There is a news story of interest from a few weeks ago in the NY Times:

Are Pets the New Probiotic? – The New York Times

It discusses the concept and some of the research on how animals and their microbiomes could in some cases play a role in shaping the human immune system and human microbiomes. The article also discusses some built environment studies such as the Wildlife of Your Homes project and others.  The article does not take quite enough of a skeptical point of view for me but it does present some caveats (e.g., that pets can also be carriers of pathogens).  But it is worth a look.

 

4 thoughts on “Worth a look: Are Pets the New Probiotic? in the NY Times

  1. You are correct sir, this is a great read. As an owner of two dogs I was very intrigued.
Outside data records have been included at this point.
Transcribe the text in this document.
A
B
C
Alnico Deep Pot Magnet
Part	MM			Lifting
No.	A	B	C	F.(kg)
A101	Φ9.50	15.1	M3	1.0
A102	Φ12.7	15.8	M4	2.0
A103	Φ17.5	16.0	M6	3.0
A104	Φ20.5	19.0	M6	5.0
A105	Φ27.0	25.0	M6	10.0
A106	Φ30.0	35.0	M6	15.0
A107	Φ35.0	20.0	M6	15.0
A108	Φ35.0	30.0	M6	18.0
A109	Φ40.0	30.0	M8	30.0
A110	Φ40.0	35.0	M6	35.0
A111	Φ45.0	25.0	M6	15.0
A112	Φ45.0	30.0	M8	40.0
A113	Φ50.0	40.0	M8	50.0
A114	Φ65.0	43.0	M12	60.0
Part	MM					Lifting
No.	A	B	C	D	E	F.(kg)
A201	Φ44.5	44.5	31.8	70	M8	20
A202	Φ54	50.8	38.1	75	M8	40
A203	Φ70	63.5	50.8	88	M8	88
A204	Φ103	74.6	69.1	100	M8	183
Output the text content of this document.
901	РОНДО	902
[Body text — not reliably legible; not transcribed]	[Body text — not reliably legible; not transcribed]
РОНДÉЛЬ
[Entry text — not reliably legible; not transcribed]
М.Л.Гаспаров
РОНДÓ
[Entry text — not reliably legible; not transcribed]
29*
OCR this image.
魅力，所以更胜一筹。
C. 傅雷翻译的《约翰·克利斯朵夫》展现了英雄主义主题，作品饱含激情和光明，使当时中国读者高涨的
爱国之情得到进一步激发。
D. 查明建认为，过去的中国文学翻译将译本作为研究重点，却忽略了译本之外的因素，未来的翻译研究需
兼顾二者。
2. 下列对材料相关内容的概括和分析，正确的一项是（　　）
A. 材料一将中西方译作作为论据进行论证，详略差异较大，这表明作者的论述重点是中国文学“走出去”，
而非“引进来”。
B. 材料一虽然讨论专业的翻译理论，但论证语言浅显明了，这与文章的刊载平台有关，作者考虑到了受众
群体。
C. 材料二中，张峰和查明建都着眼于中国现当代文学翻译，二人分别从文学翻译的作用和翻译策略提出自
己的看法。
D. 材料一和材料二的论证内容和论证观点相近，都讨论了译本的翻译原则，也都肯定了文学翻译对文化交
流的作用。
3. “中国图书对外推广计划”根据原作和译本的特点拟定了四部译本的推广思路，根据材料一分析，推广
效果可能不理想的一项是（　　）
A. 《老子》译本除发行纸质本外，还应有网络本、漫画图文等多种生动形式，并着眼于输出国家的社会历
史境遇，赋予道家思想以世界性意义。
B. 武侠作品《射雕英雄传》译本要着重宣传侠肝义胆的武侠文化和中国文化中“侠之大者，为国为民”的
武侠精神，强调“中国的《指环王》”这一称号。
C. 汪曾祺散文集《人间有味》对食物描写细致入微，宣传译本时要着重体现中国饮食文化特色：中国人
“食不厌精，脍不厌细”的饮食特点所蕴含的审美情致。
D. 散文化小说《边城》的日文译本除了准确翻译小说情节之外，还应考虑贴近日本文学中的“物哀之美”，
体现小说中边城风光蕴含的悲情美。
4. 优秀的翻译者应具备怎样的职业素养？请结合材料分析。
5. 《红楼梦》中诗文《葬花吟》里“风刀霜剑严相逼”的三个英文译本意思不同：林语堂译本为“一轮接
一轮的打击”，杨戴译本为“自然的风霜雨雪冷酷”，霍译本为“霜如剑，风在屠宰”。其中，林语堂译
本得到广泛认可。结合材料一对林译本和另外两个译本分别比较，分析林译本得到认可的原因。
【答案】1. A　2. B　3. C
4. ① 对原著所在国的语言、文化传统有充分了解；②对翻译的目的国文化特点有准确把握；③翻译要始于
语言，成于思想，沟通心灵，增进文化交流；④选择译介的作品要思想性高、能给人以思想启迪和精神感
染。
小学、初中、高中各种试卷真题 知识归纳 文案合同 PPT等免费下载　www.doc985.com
I have always grown up with dogs, and sadly against this article’s appeal I am a victim of allergies. I am still a big believer that exposing your immune system is how it becomes stronger. I thoroughly enjoyed many of the facts this article offered. Do you feel that pets such as dogs could really be boosting our immune systems or do you see them more are a ball of fur carrying pathogens into our homes? Thank you for the post.

    1. I think it is most likely both. Lots of epidemiological data suggests that interactions with dogs can have at least some positive effects on the immune system (on average for a group of people – does not necessarily help everyone). And lots of data indicates that dogs can bring into a home various pathogens and parasites. So – they are not all good, not all bad, from a microbiology point of view.